Manip à tous les étages

Révélé par le Festival de Spa en 1994 avec "L’Enseigneur", le Namurois Jean-Pierre Dopagne y a vu la création mondiale de son huitième texte en août dernier. Coproduit par le Festival avec Argan 42, la structure fondée par Daniel Hanssens, "L’Envoûtement" se donne en ce moment au Théâtre Mercelis où nous sommes allé le revoir.

Philip Tirard
Manip à tous les étages
©Laurent Cools

Révélé par le Festival de Spa en 1994 avec "L’Enseigneur", le Namurois Jean-Pierre Dopagne y a vu la création mondiale de son huitième texte en août dernier. Coproduit par le Festival avec Argan 42, la structure fondée par Daniel Hanssens, "L’Envoûtement" se donne en ce moment au Théâtre Mercelis où nous sommes allé le revoir. Signalons au passage qu’Argan 42 présente non moins de six productions cette saison, dont la reprise de "Ladies Night" (notamment au Cirque royal) et une nouvelle mise en scène du "Père Noël est une ordure" qui sera au Centre culturel d’Uccle pendant les fêtes.

Depuis les trois représentations spadoises au Britannique, "L’Envoûtement" a pris de l’assurance.
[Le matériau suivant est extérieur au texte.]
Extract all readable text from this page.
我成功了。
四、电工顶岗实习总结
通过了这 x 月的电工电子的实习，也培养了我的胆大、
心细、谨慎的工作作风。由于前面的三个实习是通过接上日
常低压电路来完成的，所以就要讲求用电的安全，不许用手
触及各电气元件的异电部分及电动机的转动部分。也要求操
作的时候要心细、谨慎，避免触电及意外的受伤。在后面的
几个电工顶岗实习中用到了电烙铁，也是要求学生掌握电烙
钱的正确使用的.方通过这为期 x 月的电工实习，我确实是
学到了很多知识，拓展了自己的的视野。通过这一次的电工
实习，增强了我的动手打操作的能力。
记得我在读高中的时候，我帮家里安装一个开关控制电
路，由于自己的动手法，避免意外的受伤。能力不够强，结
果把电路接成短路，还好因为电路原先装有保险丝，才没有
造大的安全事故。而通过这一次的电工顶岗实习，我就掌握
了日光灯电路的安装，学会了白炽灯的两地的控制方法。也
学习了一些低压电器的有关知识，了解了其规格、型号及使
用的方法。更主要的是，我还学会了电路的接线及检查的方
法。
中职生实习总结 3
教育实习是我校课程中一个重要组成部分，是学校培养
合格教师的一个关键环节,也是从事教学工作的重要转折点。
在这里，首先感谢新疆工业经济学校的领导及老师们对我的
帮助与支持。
Alix Mariaule et Delphine Charlier s’y affrontent dans la mise en scène de Pascal Racan. Car c’est bien d’un affrontement qu’il s’agit, même si la pièce commence par un coup de foudre amical entre les deux protagonistes, lors d’une rencontre fortuite dans une salle de fitness.
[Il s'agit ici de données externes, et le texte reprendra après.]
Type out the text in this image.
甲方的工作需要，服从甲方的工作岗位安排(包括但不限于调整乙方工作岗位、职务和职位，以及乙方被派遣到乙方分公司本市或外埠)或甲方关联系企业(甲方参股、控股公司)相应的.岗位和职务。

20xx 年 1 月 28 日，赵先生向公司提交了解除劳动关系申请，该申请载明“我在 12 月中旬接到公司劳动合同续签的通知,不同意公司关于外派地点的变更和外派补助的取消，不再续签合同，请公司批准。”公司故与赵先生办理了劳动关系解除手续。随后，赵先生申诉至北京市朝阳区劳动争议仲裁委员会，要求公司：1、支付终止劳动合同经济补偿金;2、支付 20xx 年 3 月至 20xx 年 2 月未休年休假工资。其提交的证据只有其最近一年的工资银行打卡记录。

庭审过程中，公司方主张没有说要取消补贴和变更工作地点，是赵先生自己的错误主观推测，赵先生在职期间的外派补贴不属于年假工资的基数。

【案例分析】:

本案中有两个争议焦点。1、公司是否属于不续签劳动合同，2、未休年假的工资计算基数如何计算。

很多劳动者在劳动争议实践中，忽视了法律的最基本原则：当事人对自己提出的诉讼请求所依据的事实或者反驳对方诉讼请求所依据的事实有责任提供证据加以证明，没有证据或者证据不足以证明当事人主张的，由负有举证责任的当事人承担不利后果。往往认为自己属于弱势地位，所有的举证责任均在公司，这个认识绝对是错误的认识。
Très vite leur amitié amène la seconde à entrer dans l’entreprise de concerts où travaille la première, sous la direction d’un charismatique patron. Bientôt la nouvelle arrivée supplante son amie et devient la favorite du boss. Comme Godot, ce dernier reste invisible, mais tire assurément les ficelles depuis les coulisses

Dans cette satire grinçante, vive et bien enlevée, Dopagne met en accusation la manipulation et le harcèlement psychologique tels qu’ils peuvent se pratiquer dans certaines entreprises. Il y faut de la finesse dans l’interprétation, à cause de la rapide alternance de scènes dialoguées et de brefs monologues intérieurs.

Delphine Charlier et Alix Mariaule parviennent à rendre la profonde cruauté d’un univers qui se veut tous sourires et plénitude de faire ce qu’on aime. Si la musique est le fonds de commerce de la société où elles travaillent, l’harmonie n’y règne qu’en apparence. Une terrible pression s’exerce sur les personnes, mettant en péril leur intégrité et bafouant leur dignité.

La pièce n’a pas la portée philosophique des "Fines bouches" ou la profondeur psychologiques du "Vieil homme rangé". Mais elle touche à un vrai travers - hélas totalement d’actualité, de sorte que le rire se fige par moments - d’une société où la course au profit et au succès instrumentalise l’être, justifiant les moyens par la fin, dans une dangereuse résurgence du machiavélisme.


Bruxelles, Théâtre Mercelis, jusqu’au 31 octobre. Durée : 1h30. De 8 à 12 €. Tél. 070.75.42.42. Web : www.argan42.be.